“They all burn the same way. The last shopping of your life is done by others.” Did this dialogue hit you real deep? If yes, it did the same for me when I watched the Japanese film “Departures (Okuribito).” The Yōjirō Takita – directed film from 2008 won the Academy Award for Best Foreign Language film.
The word ‘Death’ holds a different meaning for everyone. It evokes feelings of emptiness, sadness, relief, regret, resentment, and sometimes even hatred. However, Departures being a film about death is so beautiful and touching. It truly is an emotional roller-coaster film which examines the traditional Japanese funeral ritual.

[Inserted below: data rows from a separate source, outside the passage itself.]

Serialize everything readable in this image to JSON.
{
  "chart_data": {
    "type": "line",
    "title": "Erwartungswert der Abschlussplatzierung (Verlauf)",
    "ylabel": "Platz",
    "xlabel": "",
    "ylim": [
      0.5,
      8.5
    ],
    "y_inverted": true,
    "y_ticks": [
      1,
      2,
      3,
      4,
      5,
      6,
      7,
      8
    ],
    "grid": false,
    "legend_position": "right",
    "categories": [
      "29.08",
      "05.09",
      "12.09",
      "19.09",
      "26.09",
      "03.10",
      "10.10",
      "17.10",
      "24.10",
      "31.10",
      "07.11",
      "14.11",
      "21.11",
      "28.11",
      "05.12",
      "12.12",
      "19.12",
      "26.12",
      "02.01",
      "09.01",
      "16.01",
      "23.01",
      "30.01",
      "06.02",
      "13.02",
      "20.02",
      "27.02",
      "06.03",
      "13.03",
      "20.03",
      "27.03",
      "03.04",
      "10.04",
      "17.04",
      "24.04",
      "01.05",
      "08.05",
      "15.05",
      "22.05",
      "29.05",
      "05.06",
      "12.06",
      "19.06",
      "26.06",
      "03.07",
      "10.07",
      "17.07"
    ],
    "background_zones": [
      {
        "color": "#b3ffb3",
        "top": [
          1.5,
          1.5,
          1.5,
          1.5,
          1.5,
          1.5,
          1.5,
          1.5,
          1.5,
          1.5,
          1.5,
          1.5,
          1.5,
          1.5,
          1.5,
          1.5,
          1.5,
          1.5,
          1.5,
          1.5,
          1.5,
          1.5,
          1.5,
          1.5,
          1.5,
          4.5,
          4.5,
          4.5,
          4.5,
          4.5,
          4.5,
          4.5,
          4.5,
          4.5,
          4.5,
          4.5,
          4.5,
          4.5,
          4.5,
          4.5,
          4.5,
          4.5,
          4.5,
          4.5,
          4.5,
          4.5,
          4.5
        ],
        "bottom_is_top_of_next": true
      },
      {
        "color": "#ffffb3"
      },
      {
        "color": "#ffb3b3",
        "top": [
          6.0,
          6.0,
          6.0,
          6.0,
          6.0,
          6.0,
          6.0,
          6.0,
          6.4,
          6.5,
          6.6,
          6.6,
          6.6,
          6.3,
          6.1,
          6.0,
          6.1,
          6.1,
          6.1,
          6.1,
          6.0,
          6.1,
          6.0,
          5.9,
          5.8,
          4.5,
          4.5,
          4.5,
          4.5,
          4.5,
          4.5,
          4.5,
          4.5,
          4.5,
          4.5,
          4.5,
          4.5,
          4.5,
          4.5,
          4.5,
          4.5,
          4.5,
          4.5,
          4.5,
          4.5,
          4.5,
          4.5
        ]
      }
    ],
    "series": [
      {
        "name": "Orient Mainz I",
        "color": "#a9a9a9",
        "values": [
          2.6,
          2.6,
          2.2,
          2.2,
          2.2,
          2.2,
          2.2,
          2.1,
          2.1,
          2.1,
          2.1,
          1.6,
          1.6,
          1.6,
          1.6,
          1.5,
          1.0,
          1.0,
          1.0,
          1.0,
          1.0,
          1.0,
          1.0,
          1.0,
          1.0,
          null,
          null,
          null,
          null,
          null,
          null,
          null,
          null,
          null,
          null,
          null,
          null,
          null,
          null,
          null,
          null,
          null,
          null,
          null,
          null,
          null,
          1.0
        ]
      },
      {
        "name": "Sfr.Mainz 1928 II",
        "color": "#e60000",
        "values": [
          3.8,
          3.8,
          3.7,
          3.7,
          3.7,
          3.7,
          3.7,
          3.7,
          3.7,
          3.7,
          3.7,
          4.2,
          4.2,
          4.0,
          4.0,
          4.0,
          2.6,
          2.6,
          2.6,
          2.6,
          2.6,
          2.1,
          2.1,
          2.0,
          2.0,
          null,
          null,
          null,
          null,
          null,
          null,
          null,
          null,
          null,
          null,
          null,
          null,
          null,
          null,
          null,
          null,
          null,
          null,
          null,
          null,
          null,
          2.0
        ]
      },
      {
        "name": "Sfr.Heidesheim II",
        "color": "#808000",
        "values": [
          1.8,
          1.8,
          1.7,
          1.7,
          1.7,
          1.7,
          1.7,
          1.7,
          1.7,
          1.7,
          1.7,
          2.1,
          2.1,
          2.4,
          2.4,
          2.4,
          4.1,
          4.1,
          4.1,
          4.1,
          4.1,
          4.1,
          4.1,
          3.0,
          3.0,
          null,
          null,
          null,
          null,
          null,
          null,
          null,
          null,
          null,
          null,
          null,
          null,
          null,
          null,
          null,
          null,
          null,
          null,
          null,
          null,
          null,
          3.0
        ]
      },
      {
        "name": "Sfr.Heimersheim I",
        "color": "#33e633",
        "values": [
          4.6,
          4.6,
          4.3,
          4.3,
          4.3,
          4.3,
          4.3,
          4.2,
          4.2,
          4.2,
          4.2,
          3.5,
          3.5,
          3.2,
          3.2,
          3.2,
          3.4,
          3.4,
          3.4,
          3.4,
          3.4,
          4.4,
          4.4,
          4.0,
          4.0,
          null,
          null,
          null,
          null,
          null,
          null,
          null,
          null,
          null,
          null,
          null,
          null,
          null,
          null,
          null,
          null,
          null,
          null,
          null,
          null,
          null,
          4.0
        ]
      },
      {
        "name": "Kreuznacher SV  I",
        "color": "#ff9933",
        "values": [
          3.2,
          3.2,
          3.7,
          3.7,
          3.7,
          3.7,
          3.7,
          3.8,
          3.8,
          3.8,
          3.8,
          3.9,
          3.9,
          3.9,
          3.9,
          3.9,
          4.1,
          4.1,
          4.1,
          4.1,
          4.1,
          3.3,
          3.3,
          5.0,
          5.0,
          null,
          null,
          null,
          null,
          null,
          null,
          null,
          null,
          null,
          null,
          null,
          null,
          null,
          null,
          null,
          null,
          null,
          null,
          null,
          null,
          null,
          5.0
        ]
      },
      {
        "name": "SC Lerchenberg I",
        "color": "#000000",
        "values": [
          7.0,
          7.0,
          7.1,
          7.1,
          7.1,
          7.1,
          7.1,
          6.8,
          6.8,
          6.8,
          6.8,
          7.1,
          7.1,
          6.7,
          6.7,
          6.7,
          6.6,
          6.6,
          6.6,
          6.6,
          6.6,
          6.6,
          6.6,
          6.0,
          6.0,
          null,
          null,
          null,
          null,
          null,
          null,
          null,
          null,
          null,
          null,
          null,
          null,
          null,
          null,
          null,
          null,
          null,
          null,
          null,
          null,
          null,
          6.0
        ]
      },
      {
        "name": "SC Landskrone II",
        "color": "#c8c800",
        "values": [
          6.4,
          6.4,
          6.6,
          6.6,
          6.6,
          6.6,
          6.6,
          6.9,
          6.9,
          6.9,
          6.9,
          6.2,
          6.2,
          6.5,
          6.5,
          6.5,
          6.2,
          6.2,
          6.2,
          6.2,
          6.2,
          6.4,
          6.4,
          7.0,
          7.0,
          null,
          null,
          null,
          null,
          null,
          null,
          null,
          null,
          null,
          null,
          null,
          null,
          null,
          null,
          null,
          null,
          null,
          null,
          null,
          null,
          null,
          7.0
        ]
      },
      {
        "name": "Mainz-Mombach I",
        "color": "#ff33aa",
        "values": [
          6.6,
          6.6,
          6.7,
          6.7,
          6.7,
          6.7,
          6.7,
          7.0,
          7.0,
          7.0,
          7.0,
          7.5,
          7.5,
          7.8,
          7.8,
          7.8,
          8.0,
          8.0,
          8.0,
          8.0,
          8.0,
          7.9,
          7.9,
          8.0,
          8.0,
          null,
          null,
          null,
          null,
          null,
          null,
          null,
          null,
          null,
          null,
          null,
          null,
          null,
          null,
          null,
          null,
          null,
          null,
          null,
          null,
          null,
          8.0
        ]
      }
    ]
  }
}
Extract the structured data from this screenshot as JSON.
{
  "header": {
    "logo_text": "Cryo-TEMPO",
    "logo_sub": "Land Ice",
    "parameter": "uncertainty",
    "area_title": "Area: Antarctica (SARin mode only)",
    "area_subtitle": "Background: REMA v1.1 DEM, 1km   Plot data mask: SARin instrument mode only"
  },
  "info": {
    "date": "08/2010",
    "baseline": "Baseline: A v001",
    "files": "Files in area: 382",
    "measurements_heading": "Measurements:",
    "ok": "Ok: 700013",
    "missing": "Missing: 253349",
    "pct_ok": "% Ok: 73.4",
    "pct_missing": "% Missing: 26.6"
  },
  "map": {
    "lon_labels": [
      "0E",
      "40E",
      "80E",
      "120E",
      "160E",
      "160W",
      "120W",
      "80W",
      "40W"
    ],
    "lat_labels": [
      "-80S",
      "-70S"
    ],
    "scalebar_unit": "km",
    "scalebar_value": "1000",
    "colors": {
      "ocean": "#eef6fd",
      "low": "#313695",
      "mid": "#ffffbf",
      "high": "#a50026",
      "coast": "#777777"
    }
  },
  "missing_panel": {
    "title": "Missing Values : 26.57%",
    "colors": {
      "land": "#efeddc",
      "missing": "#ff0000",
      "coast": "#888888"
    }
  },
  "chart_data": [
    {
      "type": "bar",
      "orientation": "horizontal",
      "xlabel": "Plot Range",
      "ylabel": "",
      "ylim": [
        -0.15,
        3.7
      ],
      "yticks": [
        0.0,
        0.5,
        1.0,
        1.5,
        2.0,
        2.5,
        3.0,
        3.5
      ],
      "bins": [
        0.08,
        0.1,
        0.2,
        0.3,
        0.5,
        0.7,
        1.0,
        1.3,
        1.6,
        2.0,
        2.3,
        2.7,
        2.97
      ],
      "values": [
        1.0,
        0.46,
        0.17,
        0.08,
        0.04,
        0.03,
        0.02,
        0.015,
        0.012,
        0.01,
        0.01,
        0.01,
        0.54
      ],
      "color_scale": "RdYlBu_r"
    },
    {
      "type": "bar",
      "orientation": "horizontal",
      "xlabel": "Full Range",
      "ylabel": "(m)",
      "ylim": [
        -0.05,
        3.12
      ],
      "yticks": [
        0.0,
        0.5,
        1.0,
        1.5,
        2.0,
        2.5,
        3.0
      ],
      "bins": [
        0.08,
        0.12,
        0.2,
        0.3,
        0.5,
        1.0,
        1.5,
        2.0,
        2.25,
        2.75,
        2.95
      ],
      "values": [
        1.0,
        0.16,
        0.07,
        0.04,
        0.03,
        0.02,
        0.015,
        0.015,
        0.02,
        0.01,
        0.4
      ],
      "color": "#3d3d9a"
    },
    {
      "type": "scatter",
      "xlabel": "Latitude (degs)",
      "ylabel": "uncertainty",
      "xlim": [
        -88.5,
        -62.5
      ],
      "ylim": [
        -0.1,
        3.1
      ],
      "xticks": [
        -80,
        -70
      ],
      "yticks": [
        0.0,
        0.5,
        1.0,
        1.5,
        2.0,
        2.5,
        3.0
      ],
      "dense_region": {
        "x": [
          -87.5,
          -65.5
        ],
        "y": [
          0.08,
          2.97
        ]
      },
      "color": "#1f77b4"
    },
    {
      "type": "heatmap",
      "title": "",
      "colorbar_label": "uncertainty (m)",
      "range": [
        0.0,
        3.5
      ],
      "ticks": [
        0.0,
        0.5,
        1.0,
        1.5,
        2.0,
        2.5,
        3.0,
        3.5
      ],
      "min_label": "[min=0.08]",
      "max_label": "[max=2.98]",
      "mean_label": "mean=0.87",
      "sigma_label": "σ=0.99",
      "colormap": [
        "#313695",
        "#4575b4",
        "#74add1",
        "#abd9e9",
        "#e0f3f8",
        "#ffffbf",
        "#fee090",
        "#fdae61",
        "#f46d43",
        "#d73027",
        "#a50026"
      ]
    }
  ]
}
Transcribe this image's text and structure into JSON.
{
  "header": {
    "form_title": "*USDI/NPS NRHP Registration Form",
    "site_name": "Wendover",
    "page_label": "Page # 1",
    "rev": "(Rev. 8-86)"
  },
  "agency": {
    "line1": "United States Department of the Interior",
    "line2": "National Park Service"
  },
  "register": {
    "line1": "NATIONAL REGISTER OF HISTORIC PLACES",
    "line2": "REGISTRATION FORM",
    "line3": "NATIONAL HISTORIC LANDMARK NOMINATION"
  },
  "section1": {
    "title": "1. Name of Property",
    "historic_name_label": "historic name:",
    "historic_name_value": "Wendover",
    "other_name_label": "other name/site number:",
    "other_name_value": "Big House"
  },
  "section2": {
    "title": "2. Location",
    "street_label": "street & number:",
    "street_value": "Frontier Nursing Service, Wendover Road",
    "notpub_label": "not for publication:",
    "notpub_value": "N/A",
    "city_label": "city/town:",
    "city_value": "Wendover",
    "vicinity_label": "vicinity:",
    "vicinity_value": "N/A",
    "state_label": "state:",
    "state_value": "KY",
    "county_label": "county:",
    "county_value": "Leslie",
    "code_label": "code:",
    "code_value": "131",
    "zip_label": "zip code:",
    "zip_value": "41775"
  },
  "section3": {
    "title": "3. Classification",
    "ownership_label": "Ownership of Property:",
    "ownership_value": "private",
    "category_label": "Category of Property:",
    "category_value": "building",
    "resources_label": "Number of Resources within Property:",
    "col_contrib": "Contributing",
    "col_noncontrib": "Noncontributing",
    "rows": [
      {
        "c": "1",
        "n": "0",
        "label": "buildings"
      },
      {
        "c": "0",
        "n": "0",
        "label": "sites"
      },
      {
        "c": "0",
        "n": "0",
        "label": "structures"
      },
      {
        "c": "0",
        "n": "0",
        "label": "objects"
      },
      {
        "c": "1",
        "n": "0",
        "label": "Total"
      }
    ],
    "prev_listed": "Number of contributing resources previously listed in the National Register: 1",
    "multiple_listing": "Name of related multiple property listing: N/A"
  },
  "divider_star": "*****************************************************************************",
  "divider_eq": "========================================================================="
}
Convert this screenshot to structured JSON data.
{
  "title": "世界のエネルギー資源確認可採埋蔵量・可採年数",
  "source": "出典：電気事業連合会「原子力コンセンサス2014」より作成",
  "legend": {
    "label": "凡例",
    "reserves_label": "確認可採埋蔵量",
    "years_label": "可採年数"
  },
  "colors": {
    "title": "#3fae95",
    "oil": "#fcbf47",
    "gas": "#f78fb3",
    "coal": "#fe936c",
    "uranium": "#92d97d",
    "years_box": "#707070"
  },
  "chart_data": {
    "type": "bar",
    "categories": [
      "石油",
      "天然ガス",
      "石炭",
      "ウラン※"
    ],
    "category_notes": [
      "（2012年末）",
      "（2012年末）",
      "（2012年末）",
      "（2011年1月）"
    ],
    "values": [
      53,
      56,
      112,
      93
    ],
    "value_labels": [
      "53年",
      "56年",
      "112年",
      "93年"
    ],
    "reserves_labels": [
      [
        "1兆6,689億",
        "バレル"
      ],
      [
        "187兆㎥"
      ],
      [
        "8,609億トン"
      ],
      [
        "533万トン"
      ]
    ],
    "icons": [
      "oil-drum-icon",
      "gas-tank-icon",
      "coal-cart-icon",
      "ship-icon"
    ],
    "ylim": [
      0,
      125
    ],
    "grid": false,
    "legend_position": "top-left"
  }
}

In the film, Masahiro Motoki plays Daigo Kobayashi, a professional cellist for a symphony orchestra. He and his wife Mika (Ryoko Hirosue) decide to return to their hometown after his orchestra disbands. They are hopeful to start a successful life in their hometown. Mika supports her husband’s decision and believes he will soon find a good job. However, life rarely goes according to our plans. Daigo finds a job as a mortician. When Mika finds out about Daigo’s new job, she views it as dirty or impure, which creates issues in their relationship.
“It is funny how fate works, you never know where you would end up,” says Daigo Kobayashi in the film. And, he did end up in one strange place. However, Daigo’s new work teaches him the value of love and the genuine meaning of family. It also teaches him to experience and understand the emotions of families and people who have been left alone.
For me, there were several places where I got emotional. I must say that it was beyond words in the scene where Daigo sobbed after seeing his first body but continued to practise his mortician skills despite his emotional breakdown. Even after his wife left him, he continued to work as he realised the kind of service he was doing to the deceased’s family.
Another thing one can see is that the boss in Departures represents the knowledge that comes from experience, but Kobayashi’s wife is the exact opposite; a person full of superstition whose choices lead to the couple’s misery.
Takita beautifully depicts the theme of death, which intensifies your appreciation for people around you. One can see how much effort Masahiro Motoki put into making sure the Japanese ritual is conducted perfectly in the film.
One thing I can say is that my understanding of Japanese culture has deepened by the use of classical music, stunning cinematography, humour, flawless casting, and the brilliant plot of the film. Thus, Departures indeed is a thought-provoking film and I am sure it will be for you too.